Маленькому Илье приходилось когда-то копать бабушкин огород прочной и
лёгкой лопатой. И удивительно дешёвой, если учесть, что она была
титановой. Продукт конверсии, дык.
- Славутич, - пробормотал Олег. - Нам там плавки свинцовые не понадобятся?
- Тогда уж и к Лёньке в Гомель тебе лучше не заезжать. Это же
Славутич, а не Чернобыль, балда, - Колькины родители всю жизнь работали
в Средмаше, и относительно того, где, что и как фонит, сведения у него
были точные.
- А что, - сказал Илья, - заедем к Лёньке, а потом всей
компанией покатим в Славутич. Может даже анатомические рюкзаки закажем,
на каждую тушку.
В своё время ребята сошлись как реконструкторы, но им
хотелось пережить собственные приключения, а не только отыгрывать чужие.
В походы на катамаранах они ходили уже не первый год.

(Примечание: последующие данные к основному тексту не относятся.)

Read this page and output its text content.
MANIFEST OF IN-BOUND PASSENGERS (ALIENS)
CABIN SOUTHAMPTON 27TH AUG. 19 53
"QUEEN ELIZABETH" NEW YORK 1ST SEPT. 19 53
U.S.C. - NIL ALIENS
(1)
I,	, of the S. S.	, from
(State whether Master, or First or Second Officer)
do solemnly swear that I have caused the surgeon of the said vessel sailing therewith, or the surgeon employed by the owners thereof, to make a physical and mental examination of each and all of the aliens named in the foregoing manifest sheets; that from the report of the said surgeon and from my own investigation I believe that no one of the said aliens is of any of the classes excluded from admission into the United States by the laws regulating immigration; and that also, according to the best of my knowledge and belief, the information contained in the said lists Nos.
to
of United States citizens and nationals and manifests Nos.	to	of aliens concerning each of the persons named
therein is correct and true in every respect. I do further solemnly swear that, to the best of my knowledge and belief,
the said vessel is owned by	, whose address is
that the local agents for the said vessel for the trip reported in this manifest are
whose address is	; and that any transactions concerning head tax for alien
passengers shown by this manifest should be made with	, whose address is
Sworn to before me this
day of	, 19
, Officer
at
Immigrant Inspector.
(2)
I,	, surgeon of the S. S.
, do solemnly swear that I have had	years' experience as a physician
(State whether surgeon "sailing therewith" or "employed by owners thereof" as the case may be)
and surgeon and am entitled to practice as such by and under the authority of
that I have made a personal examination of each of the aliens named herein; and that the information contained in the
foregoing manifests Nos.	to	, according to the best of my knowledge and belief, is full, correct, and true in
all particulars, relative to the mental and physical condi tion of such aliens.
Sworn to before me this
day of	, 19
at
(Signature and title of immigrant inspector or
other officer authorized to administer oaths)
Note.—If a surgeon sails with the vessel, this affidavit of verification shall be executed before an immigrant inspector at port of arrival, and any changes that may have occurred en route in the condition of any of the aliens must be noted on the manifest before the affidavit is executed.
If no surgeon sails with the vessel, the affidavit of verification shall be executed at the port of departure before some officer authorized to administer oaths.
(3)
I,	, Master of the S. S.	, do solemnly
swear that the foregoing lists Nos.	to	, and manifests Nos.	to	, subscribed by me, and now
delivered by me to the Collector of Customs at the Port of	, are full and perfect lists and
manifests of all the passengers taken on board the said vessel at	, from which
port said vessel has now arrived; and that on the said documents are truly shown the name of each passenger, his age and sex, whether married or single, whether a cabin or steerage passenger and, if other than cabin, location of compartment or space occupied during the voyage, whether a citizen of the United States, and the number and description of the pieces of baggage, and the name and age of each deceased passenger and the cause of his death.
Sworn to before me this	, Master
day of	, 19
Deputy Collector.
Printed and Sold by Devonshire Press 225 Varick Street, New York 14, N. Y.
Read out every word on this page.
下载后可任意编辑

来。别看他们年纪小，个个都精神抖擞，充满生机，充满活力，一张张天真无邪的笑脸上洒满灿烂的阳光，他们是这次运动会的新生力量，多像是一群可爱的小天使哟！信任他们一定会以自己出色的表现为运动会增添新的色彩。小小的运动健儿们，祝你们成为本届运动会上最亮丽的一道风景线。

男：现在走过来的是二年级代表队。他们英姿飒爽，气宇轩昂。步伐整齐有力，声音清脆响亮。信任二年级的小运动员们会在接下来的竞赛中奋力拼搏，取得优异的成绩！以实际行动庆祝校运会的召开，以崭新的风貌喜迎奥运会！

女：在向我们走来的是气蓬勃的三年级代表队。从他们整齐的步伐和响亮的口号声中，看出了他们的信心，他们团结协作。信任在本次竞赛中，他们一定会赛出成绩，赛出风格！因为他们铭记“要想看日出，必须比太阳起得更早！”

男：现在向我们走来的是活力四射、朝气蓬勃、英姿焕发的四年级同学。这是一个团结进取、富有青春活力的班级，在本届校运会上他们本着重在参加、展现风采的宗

Через три дня Илья уже садился в Олегов "Охотник" - на заднее
сиденье, так, что, когда он наклонялся вперёд, пушистые волосы Ларисы
касались его лица. Они будут рядом ещё несколько лишних дней, а это
совсем неплохо, даже если тебя не замечают. Ну, разве что когда кричат
тебе: "Левой греби!" В кармане похрустывали отпускные, обещая удачные
закупки и хороший поход с новым снаряжением.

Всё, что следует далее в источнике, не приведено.